Donc bon, c’était un peu la galère les premiers jours, mais j’ai vite rattrapé mon retard dans ce champ lexical.

Là où j’ai eu des soucis, c’est quand j’ai réalisé que les fournitures de bureau avaient, elles aussi, leurs propres noms en Zélandie. 

Et donc, après m’être ridiculisée une première fois auprès de mes collègues étrangers pour ne pas connaître des mots comme "hole puncher" ou "highlighter", je me suis ridiculisée une seconde fois auprès de mes collègues Kiwis pour ne pas connaître des mots comme "Blu-Tack" (bah oui mais chez moi on dit « patafix », pardon).

Sans compter que les Néo-Zélandais, en bons anglophones, sont complètement nuls quand il s’agit d’interagir avec des étrangers - à savoir que, quand ils sont confrontés à quelqu’un qui ne comprend pas ce qu’ils disent, ils répètent juste la même chose vingt fois d’affilée (sans changer de vocabulaire, d’intonation, ou d’accent).

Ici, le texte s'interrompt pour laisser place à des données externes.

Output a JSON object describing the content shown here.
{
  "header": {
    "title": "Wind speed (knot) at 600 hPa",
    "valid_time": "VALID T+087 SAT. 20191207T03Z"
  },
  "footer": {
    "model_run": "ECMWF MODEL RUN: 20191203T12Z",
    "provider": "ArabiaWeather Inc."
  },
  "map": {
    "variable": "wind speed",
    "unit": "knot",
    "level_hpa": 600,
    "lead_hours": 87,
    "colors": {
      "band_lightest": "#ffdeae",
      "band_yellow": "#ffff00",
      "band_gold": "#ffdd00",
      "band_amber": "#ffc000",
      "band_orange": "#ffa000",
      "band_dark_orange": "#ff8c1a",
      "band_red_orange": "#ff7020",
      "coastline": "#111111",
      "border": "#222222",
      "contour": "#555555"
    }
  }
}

Alors ci-mer les explications trop utiles :

- Charlotte, do you have any Twink?
- Any what?
- Twink.
- What’s that?
- Twink.
- Yeah, okay, but what is it?
- Twink!



NON MAIS C’EST BON JEAN-GEORGES JE SUIS PAS SOURDE, T’AS PAS BESOIN DE ME RÉPÉTER TWINK TWINK TWINK COMME UNE SONNETTE DE VESTIBULE !

Et le pire, le pire, c’est que je connaissais ce mot ! 

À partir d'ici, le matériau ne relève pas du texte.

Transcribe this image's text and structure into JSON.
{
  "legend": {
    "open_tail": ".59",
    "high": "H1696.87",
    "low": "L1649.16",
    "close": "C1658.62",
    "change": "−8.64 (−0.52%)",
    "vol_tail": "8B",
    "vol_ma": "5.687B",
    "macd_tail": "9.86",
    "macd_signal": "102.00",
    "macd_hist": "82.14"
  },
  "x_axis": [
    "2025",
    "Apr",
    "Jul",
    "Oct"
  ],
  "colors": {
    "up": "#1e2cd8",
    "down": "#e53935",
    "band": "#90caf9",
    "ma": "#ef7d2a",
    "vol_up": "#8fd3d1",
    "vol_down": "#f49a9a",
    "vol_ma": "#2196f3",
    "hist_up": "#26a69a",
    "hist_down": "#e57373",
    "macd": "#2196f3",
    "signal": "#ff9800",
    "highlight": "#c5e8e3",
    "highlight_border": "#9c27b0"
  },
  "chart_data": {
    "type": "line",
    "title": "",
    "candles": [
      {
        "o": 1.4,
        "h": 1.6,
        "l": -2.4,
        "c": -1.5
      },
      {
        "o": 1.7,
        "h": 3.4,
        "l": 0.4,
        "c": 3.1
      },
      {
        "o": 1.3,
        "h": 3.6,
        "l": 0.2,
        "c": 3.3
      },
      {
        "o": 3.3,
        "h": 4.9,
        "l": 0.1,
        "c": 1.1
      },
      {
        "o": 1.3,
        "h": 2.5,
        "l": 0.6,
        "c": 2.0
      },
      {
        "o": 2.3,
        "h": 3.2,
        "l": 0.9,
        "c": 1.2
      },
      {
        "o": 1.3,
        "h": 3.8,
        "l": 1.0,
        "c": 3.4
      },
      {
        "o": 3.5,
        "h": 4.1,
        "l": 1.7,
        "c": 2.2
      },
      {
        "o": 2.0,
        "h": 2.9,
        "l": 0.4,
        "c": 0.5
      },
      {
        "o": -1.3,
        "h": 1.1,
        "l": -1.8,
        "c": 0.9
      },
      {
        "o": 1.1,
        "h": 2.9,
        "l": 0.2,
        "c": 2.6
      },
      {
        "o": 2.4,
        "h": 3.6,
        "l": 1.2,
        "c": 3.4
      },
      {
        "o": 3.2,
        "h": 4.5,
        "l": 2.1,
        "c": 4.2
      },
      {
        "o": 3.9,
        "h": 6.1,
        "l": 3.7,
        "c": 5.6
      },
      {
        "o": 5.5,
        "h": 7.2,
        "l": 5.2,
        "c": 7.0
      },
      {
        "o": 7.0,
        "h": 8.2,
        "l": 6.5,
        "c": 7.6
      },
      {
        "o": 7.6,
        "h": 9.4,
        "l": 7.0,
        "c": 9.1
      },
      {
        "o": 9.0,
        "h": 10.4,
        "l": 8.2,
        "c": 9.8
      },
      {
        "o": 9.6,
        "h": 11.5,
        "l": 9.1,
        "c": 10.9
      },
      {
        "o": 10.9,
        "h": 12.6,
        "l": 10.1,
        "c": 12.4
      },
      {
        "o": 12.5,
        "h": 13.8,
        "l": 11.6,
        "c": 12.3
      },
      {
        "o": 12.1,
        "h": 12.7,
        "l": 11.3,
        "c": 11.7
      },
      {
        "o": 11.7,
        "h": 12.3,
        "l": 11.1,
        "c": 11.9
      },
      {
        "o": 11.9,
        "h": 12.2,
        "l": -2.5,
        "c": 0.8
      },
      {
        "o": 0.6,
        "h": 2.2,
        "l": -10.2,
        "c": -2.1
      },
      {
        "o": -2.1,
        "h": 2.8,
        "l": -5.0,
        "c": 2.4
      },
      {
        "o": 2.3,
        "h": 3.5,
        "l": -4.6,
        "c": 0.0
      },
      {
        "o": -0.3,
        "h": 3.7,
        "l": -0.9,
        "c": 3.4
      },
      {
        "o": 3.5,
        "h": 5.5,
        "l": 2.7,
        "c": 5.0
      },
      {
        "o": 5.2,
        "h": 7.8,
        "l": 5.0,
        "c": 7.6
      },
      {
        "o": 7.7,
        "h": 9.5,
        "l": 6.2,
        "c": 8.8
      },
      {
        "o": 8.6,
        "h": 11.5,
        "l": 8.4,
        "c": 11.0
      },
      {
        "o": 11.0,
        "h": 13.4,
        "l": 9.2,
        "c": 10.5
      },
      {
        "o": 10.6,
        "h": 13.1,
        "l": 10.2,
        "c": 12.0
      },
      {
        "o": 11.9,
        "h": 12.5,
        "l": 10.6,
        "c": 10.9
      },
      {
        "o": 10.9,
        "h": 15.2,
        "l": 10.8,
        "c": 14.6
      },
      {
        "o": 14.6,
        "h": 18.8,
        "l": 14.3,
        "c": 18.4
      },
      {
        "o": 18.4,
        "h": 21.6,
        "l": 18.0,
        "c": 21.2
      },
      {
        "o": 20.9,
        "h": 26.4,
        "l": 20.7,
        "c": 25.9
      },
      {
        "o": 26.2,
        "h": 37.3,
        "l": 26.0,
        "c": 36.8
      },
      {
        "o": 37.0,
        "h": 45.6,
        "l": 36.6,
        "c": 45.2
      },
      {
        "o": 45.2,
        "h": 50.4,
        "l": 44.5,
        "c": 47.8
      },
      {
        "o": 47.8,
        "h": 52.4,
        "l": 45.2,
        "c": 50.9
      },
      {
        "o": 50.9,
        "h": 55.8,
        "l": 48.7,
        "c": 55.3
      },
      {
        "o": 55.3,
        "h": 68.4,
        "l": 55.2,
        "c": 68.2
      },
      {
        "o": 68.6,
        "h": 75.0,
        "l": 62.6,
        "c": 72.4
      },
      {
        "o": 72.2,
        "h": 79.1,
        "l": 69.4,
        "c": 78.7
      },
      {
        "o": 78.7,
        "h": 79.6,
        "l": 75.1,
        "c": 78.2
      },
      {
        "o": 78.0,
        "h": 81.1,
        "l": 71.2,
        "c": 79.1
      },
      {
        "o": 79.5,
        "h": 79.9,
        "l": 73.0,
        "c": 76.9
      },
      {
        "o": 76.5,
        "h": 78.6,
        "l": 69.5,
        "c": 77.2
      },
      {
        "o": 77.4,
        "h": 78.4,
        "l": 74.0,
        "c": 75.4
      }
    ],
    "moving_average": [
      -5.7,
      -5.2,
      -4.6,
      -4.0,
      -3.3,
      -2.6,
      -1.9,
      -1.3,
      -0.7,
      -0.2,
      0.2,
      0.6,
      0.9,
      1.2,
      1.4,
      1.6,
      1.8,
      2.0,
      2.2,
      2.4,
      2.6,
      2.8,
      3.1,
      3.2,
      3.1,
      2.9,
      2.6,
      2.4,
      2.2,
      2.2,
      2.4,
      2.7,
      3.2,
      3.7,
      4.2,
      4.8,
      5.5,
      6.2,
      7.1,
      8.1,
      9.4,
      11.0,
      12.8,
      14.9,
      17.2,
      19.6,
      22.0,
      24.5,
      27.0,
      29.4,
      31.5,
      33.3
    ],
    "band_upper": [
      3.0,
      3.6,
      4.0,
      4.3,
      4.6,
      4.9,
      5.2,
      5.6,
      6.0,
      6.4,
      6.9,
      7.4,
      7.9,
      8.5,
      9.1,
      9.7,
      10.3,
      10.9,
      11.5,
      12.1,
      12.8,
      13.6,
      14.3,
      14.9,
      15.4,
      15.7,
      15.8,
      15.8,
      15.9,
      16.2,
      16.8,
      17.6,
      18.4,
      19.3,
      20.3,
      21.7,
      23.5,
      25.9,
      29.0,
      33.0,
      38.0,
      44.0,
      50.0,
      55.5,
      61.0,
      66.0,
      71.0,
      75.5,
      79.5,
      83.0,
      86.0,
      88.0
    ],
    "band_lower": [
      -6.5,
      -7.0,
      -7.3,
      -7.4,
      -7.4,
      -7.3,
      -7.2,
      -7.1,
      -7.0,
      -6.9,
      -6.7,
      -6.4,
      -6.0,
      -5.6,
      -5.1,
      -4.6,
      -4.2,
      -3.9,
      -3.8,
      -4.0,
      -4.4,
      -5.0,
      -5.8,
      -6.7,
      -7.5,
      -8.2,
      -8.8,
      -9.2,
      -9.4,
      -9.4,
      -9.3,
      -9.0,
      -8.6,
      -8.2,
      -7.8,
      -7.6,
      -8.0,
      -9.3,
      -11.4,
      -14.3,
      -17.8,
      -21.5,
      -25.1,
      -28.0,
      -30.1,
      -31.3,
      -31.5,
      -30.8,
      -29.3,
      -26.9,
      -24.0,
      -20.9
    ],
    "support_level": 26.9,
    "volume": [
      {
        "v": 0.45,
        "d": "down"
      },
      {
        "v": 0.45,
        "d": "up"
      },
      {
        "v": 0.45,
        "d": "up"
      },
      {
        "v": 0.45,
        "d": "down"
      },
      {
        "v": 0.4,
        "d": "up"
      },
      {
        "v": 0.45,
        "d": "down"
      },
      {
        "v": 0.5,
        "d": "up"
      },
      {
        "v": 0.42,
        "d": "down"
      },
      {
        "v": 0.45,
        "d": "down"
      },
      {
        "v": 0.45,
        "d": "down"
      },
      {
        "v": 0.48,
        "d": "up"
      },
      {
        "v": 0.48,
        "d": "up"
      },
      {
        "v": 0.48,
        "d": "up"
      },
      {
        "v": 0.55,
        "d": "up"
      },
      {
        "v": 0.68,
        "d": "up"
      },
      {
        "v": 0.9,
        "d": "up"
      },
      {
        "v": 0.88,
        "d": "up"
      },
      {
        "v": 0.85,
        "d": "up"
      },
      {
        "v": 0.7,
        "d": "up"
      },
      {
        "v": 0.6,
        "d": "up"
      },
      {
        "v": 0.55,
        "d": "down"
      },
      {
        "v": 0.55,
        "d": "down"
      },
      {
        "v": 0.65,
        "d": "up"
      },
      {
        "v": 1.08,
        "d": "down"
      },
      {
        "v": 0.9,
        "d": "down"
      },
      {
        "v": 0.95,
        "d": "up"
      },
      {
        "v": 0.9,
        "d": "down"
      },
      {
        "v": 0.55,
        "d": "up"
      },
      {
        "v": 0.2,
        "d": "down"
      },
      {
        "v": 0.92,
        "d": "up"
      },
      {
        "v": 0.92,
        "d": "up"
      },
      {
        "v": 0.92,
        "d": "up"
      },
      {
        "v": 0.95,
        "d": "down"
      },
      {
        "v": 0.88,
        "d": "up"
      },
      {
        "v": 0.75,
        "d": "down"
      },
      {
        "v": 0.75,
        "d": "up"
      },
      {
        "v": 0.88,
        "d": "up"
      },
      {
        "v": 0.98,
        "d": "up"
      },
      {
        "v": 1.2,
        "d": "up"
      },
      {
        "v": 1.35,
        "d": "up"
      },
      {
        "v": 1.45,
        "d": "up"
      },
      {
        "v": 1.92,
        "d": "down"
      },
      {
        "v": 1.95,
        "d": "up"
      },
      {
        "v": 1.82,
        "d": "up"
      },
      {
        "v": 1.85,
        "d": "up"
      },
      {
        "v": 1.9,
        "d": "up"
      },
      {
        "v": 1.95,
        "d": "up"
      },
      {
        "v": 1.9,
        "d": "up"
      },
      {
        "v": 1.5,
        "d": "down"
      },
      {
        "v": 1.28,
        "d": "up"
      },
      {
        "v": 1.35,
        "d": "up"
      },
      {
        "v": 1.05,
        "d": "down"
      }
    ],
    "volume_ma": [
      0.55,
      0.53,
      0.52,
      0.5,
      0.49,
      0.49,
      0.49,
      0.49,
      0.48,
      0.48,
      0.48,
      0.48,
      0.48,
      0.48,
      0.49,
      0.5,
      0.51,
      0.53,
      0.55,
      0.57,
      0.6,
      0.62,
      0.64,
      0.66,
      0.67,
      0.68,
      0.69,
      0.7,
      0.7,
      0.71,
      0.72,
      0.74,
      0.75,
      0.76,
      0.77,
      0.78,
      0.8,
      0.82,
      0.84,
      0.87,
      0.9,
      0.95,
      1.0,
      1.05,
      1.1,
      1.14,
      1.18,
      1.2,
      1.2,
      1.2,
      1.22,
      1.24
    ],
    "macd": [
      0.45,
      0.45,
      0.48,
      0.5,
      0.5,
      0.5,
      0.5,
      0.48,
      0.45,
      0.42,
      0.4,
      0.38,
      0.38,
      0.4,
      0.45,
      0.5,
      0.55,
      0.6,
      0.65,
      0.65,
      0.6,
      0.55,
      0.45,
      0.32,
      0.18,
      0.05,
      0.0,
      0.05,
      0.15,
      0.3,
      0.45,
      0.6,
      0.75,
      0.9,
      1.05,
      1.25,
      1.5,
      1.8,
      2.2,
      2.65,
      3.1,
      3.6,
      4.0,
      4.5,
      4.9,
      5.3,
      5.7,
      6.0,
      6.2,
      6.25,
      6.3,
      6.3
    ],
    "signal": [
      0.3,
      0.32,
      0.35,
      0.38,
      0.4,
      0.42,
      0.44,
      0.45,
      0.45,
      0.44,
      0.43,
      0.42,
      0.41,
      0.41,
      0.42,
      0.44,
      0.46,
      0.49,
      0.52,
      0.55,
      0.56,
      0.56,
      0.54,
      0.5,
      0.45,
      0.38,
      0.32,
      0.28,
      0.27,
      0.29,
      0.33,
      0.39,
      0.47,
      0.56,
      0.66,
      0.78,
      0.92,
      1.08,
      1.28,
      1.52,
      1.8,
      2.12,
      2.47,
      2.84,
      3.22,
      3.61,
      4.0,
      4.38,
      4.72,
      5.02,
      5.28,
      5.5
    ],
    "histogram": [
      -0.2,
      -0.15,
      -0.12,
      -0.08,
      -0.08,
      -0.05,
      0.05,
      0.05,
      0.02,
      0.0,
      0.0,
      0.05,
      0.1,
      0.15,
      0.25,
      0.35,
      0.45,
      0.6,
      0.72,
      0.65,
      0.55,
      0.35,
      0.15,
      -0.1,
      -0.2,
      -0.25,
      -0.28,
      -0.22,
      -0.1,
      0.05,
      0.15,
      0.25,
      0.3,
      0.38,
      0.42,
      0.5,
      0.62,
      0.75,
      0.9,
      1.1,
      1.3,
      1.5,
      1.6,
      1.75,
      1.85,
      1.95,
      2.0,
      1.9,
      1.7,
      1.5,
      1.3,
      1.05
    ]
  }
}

Parce qu’après avoir enfin tiré les vers du nez de mon collègue, il s’avère qu’il me demandait du Tipp-Ex (du « correcteur liquide » si tu es l’Académie Française), et que je connaissais ce mot en anglais ! En anglais, on dit "white-out" ! Quand on est des gens normaux et pas des tarés du vocabulaire, on dit “white-out”! On n’invente pas des mots pour des termes qui existent déjà juste parce qu’on trouve le son rigolo !

(J’te jure, quand j’entends le lexique Kiwi, je m’imagine qu’il a été inventé par un mec défoncé en train de courir à poil dans la forêt en criant "TWINK TWINK TOGS".)

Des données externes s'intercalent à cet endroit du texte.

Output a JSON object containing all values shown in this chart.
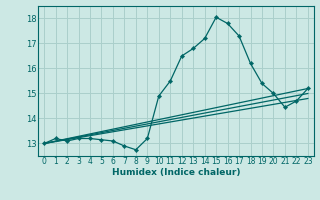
{
  "title": "",
  "xlabel": "Humidex (Indice chaleur)",
  "ylabel": "",
  "bg_color": "#cce8e4",
  "grid_color": "#aacfcb",
  "line_color": "#006666",
  "xlim": [
    -0.5,
    23.5
  ],
  "ylim": [
    12.5,
    18.5
  ],
  "yticks": [
    13,
    14,
    15,
    16,
    17,
    18
  ],
  "xticks": [
    0,
    1,
    2,
    3,
    4,
    5,
    6,
    7,
    8,
    9,
    10,
    11,
    12,
    13,
    14,
    15,
    16,
    17,
    18,
    19,
    20,
    21,
    22,
    23
  ],
  "main_x": [
    0,
    1,
    2,
    3,
    4,
    5,
    6,
    7,
    8,
    9,
    10,
    11,
    12,
    13,
    14,
    15,
    16,
    17,
    18,
    19,
    20,
    21,
    22,
    23
  ],
  "main_y": [
    13.0,
    13.2,
    13.1,
    13.2,
    13.2,
    13.15,
    13.1,
    12.9,
    12.75,
    13.2,
    14.9,
    15.5,
    16.5,
    16.8,
    17.2,
    18.05,
    17.8,
    17.3,
    16.2,
    15.4,
    15.0,
    14.45,
    14.7,
    15.2
  ],
  "line2_x": [
    0,
    23
  ],
  "line2_y": [
    13.0,
    15.2
  ],
  "line3_x": [
    0,
    23
  ],
  "line3_y": [
    13.0,
    15.0
  ],
  "line4_x": [
    0,
    23
  ],
  "line4_y": [
    13.0,
    14.8
  ],
  "xlabel_fontsize": 6.5,
  "tick_fontsize": 5.5
}
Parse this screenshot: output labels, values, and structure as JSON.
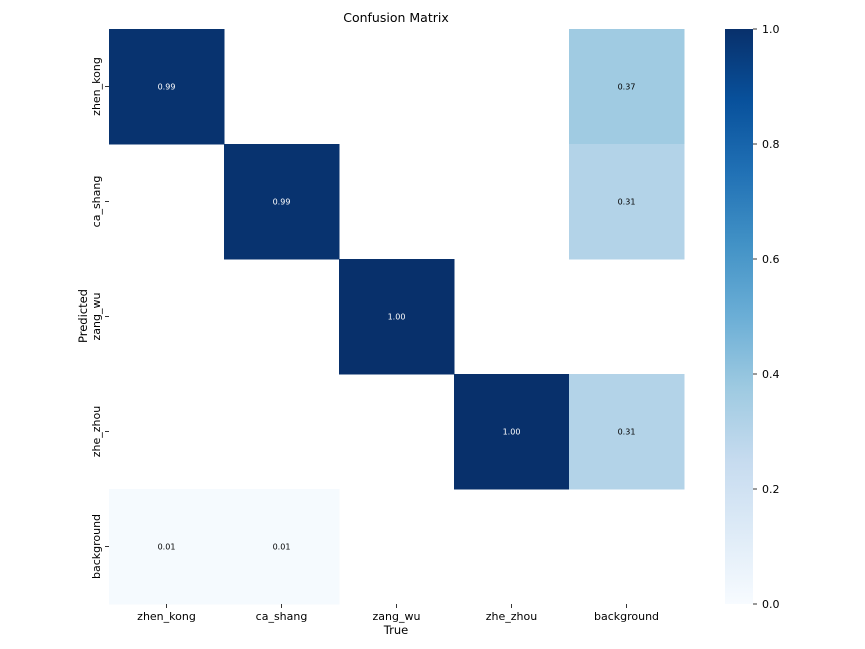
{
  "chart_data": {
    "type": "heatmap",
    "title": "Confusion Matrix",
    "xlabel": "True",
    "ylabel": "Predicted",
    "x_categories": [
      "zhen_kong",
      "ca_shang",
      "zang_wu",
      "zhe_zhou",
      "background"
    ],
    "y_categories": [
      "zhen_kong",
      "ca_shang",
      "zang_wu",
      "zhe_zhou",
      "background"
    ],
    "values": [
      [
        0.99,
        null,
        null,
        null,
        0.37
      ],
      [
        null,
        0.99,
        null,
        null,
        0.31
      ],
      [
        null,
        null,
        1.0,
        null,
        null
      ],
      [
        null,
        null,
        null,
        1.0,
        0.31
      ],
      [
        0.01,
        0.01,
        null,
        null,
        null
      ]
    ],
    "cell_labels": [
      [
        "0.99",
        "",
        "",
        "",
        "0.37"
      ],
      [
        "",
        "0.99",
        "",
        "",
        "0.31"
      ],
      [
        "",
        "",
        "1.00",
        "",
        ""
      ],
      [
        "",
        "",
        "",
        "1.00",
        "0.31"
      ],
      [
        "0.01",
        "0.01",
        "",
        "",
        ""
      ]
    ],
    "colorbar": {
      "colormap": "Blues",
      "range": [
        0.0,
        1.0
      ],
      "ticks": [
        "0.0",
        "0.2",
        "0.4",
        "0.6",
        "0.8",
        "1.0"
      ]
    },
    "grid": false,
    "colors": {
      "empty_cell": "#ffffff",
      "text_dark": "#000000",
      "text_light": "#ffffff"
    }
  }
}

(Je ne peux pas le prouver, mais je pense sincèrement que c’est comme ça que ça s’est passé.)

Bon, en vrai, je fais ma mauvaise langue : Twink est en fait une marque de correcteur (comme Tipp-Ex), et le nom de la marque a fini par désigner le nom du produit. C’est un procédé très courant et qui arrive dans le monde entier.

(Par contre, pour "togs", aucune excuse.)

Je vais finir cet article sur les expressions purement kiwies, qui sont une source de rigolade de tous les instants.

Car, à vrai dire, en arrivant dans ce pays, je m’attendais à trouver des expressions et proverbes du style « ça ne se trouve pas sous la patte d’un mouton » ou bien « ça ne vaut pas une crotte de kiwi », t’sais, des trucs locaux, quoi.

Mais en fait, c’est beaucoup plus fun que ça.

Car les expressions Kiwies vont de « complétement n’imp » a « radicalement n’imp »,  j’en veux pour preuve la perle "Bob’s your uncle" (littéralement « Bob est ton oncle ») qui s’utilise a peu près comme le français « tout est bien qui finit bien », et qu’on entend souvent à la fin d’une série d’instructions. Exemple : "Chuck it in the oven and Bob’s your uncle" - des instructions de cuisson que j’ai trouvées au dos d’une tourte.

Une autre expression que je trouve suprêmement magnifique est "Box of birds" (littéralement « une boîte d’oiseaux ») et qui signifie « super » ou « génial ».

(Ce pays n’a aucune explication.)

Et si tu peux imaginer ma stupeur la première fois que j’ai eu cette conversation :

- Hi, how are you?
- Box of birds!


(Sérieusement?)

Alors tu peux t’imaginer avec quelle surprise j’ai accueilli les variantes de cette expression, car oui, les Kiwis ne se contentent pas uniquement de “Box of birds”, mais peuvent également te dégainer à tout moment dans une conversation un nonchalant "BOX OF FLUFFY DUCKS", soit littéralement « une boîte de canards duveteux » - quelquefois abrégé en "Box of fluffies".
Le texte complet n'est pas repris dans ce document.